While acknowledging the significant bias against the Green Party, Universal Single Payer has been a part of our platform forever. I’m encouraged to see more and more progressives (including anti-Green progs) recognizing the need for a different bottom line coupled with the need to be principled rather than “realistic”…. from where I sit in an extremely hyperbolic and inverted, increasingly irrationally bizarre world and culture (where “newspeak” is now mainstream conventional wisdom), often times what’s actually “realistic” ends up being the action that’s based on principles which are rooted in that different bottom line of love and generosity.
Since 1993, I feel like advocating for this better bottom line, and for universal single payer has become an exercise in exhaustion. But just when I’m ready to pack it in and quit, R. Lerner is there to help me once more pick up the phone, send the emails and keep talking to people in the battle for hearts and minds trying to forge the foundations of a world that could be rather than the really horrific one the world is.
All is not lost. The campaign for single payer health care is alive and well and growing at the state level. Support in the Pennsylvania Legislature for Sena te Bill 400/House Bill 1660 is growing within both parties.
The Senate Banking and.Insurance Committee, chaired by a Conservative Republican held a very successful hearing on the bill.
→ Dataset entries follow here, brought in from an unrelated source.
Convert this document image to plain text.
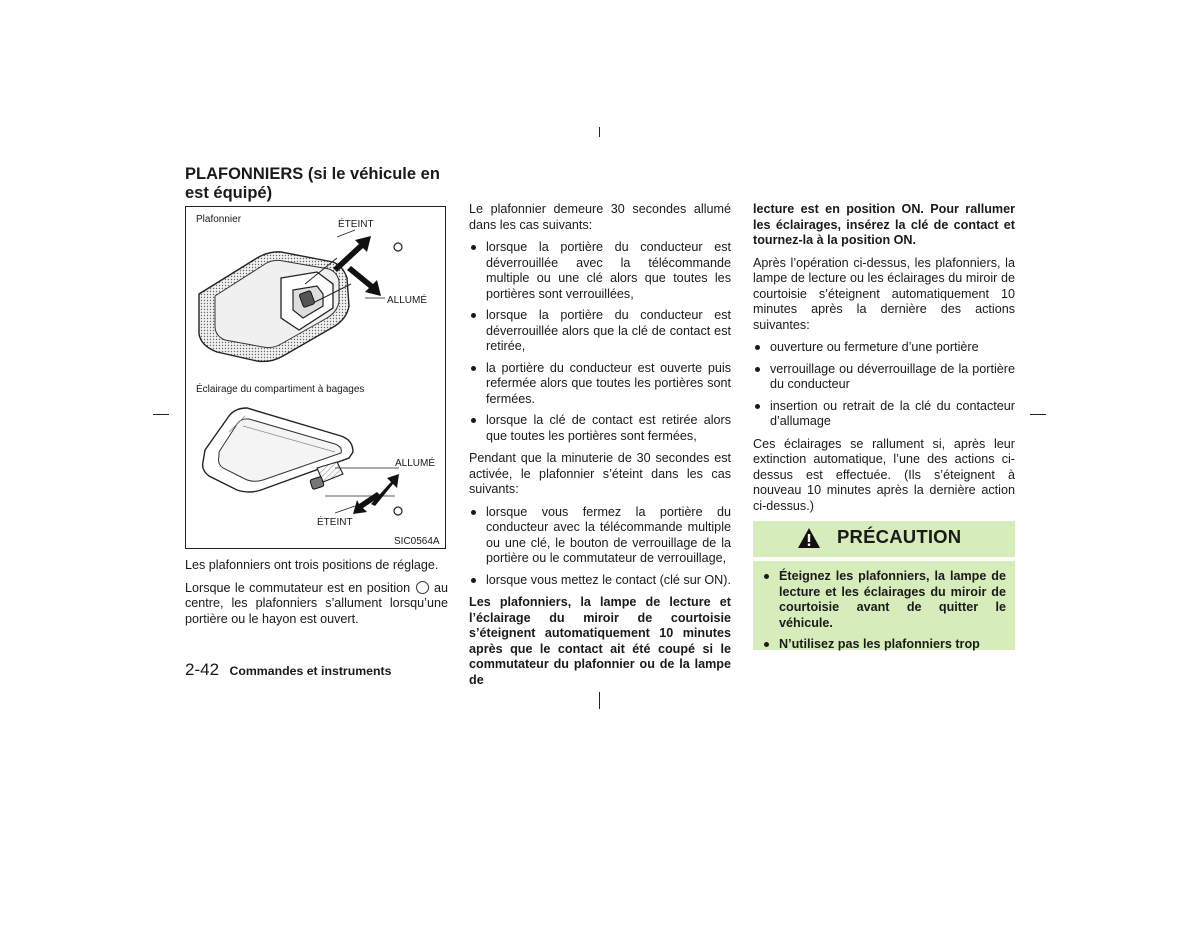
PLAFONNIERS (si le véhicule en est équipé)
Plafonnier	ÉTEINT
ALLUMÉ
Éclairage du compartiment à bagages
ALLUMÉ
ÉTEINT
SIC0564A

Les plafonniers ont trois positions de réglage.

Lorsque le commutateur est en position au centre, les plafonniers s’allument lorsqu’une portière ou le hayon est ouvert.

Le plafonnier demeure 30 secondes allumé dans les cas suivants:

lorsque la portière du conducteur est déverrouillée avec la télécommande multiple ou une clé alors que toutes les portières sont verrouillées,
lorsque la portière du conducteur est déverrouillée alors que la clé de contact est retirée,
la portière du conducteur est ouverte puis refermée alors que toutes les portières sont fermées.
lorsque la clé de contact est retirée alors que toutes les portières sont fermées,

Pendant que la minuterie de 30 secondes est activée, le plafonnier s’éteint dans les cas suivants:

lorsque vous fermez la portière du conducteur avec la télécommande multiple ou une clé, le bouton de verrouillage de la portière ou le commutateur de verrouillage,
lorsque vous mettez le contact (clé sur ON).

Les plafonniers, la lampe de lecture et l’éclairage du miroir de courtoisie s’éteignent automatiquement 10 minutes après que le contact ait été coupé si le commutateur du plafonnier ou de la lampe de

lecture est en position ON. Pour rallumer les éclairages, insérez la clé de contact et tournez-la à la position ON.

Après l’opération ci-dessus, les plafonniers, la lampe de lecture ou les éclairages du miroir de courtoisie s’éteignent automatiquement 10 minutes après la dernière des actions suivantes:

ouverture ou fermeture d’une portière
verrouillage ou déverrouillage de la portière du conducteur
insertion ou retrait de la clé du contacteur d’allumage

Ces éclairages se rallument si, après leur extinction automatique, l’une des actions ci-dessus est effectuée. (Ils s’éteignent à nouveau 10 minutes après la dernière action ci-dessus.)

PRÉCAUTION
Éteignez les plafonniers, la lampe de lecture et les éclairages du miroir de courtoisie avant de quitter le véhicule.
N’utilisez pas les plafonniers trop
2-42 Commandes et instruments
The State Democratic Committee last month unanimously endorsed the bill and an Economic Impact Study of the bill. As of today 30 of 50 Senators have signed on in support of the EIS. Cities and Counties across the state, hammered by health care premiums for employees and retirees, have endorsed the bill.
Other states are also making real progress. It is important to get the Congress to pass Dennis Kucinich’ effort to allow states to initiate single payer programs which could serve as models for a national program. The profit-driven system we have is driving us into the ground. Sooner or later it will have to go.